Pierre Menard ganhou consistência, agora socialmente. Pela letra as pessoas estão se apoderando do texto cervantino, ou se quiserem, através de seus manuscritos estão devolvendo ao texto original a sua participação. O gestual de Cervantes, há quatrocentos anos, transforma-se no gestual de novos escribas, que em plena era da eletrônica e do computador, voltam à caligrafia. Meu Deus! Se Barthes fosse vivo, que carnaval de beletrismo crítico faria com esse fato!


As comemorações em torno de Cervantes estão contabilizando cerca de três mil eventos na Espanha. Quem quiser se espantar veja o site (www.donquijotedelamancha2005.com). Surgiram em todo o mundo edições do ‘Quixote’, umas para crianças, outras para adolescentes, outras para universitários, enfim, para todos os gostos. Fizeram uma edição de bolso que vendeu um milhão e meio de exemplares. E até o presidente da Venezuela, o irrequieto Hugo Chávez, entrou na roda de celebrações e mandou rodar um milhão de exemplares do ‘Quixote’ para distribuição gratuita. E para dar mais charme e ampliar o leque ibérico da obra convidou José Saramago para prefaciá-la.

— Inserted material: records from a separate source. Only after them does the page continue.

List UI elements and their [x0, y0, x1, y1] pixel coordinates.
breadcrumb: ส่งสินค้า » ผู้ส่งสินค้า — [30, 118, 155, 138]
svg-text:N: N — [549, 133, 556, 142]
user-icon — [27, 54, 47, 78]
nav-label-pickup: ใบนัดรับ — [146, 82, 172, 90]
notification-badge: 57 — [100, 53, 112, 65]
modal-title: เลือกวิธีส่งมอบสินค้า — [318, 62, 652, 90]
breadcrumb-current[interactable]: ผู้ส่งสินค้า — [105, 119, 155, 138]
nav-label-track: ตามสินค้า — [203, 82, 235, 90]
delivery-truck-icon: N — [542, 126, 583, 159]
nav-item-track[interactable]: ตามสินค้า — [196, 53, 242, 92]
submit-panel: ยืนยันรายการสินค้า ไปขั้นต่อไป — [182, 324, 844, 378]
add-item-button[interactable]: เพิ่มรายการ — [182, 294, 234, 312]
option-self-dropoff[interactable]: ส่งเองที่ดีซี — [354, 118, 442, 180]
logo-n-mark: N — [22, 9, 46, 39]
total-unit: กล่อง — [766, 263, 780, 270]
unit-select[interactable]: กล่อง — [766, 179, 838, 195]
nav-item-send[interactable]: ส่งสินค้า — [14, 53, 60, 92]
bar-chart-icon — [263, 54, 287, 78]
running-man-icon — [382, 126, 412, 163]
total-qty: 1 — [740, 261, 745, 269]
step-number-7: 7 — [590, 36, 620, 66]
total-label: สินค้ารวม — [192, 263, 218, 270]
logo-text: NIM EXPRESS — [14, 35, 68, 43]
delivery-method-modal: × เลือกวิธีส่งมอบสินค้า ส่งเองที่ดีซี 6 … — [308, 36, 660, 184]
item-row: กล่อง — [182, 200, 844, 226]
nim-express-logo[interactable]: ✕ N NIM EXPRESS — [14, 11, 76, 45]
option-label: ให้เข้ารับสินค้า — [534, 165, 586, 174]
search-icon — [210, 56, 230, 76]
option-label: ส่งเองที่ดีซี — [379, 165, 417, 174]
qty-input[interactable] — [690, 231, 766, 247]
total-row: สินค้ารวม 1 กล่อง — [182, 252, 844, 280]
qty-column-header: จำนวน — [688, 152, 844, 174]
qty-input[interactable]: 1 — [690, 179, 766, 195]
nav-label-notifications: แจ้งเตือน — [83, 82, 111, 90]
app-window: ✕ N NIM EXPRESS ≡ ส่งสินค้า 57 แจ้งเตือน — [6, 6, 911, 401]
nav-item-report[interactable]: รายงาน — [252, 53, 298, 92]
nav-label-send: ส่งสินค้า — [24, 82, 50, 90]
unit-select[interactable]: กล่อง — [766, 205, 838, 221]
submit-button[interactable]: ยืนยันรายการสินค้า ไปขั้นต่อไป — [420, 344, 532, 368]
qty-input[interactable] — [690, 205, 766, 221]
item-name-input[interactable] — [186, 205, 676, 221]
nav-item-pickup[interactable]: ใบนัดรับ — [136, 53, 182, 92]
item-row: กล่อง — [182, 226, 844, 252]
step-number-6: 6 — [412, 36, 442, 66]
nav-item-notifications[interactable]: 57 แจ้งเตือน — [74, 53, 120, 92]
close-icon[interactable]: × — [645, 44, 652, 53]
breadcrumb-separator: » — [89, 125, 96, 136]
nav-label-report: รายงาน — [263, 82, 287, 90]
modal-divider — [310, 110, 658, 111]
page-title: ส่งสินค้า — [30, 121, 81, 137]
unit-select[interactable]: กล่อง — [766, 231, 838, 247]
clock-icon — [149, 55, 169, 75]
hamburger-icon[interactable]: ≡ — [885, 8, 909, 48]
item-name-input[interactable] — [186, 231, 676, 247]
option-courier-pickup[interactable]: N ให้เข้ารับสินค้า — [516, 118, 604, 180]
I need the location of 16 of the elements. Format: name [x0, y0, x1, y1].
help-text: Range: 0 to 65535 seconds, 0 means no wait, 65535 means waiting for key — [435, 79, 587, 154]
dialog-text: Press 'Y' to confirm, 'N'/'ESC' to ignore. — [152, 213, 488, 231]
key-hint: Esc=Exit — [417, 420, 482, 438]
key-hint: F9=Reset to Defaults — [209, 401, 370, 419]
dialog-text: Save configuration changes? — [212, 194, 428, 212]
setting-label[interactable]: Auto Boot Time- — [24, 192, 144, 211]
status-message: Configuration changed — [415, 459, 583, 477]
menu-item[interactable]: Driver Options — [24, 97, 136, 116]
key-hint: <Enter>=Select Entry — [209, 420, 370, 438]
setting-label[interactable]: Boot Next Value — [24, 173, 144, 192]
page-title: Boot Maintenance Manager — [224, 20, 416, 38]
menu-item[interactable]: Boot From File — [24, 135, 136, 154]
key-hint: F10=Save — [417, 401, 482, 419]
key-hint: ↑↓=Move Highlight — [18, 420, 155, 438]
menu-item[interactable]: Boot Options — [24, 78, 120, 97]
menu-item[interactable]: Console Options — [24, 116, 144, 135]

No Museu Cervantino, em Toboso, há uma exposição de exemplares do ‘Quixote’ com autógrafos de personalidades como Mitterrand, Mussolini e Mandela. E isto me fez lembrar que em 1991, quando dirigia a Fundação Biblioteca Nacional, tive a felicidade de poder anexar ao acervo daquela instituição a fabulosa coleção cervantina do doutor Genival Londres.Trata-se de cerca de mil volumes que ele amorosamente a vida inteira colecionou, e que sua viúva gentil e graciosamente cedeu à BN. São exemplares da obra em inúmeras línguas e com autógrafos os mais diversos, a começar com o do ditador e presidente Getúlio Vargas.


‘O engenhoso fidalgo Dom Quixote de la Mancha’ foi traduzido pela primeira vez para o português em 1793, por um anônimo. Num outro texto já tratei do ‘Tirant lo Blanc’ (1460), traduzido por Claudio Giordano, livro que fez a cabeça de Cervantes. Mas agora chamo a atenção para outra obra, ‘O livro apócrifo de Dom Quixote de la Mancha (1614)’, de Alonso Avellaneda, editado pela Ed. Itatiaia. Como se sabe, aquele esperto Avellaneda tentou pastichar Cervantes, misturando o falso com o verdadeiro. Cervantes não teve piedade. Botou o pastichador como personagem no segundo volume do ‘Quixote’, triturando-o com a ironia, confirmando a tese antropofágica de Paul Valéry de que o leão é a soma dos cordeiros assimilados.’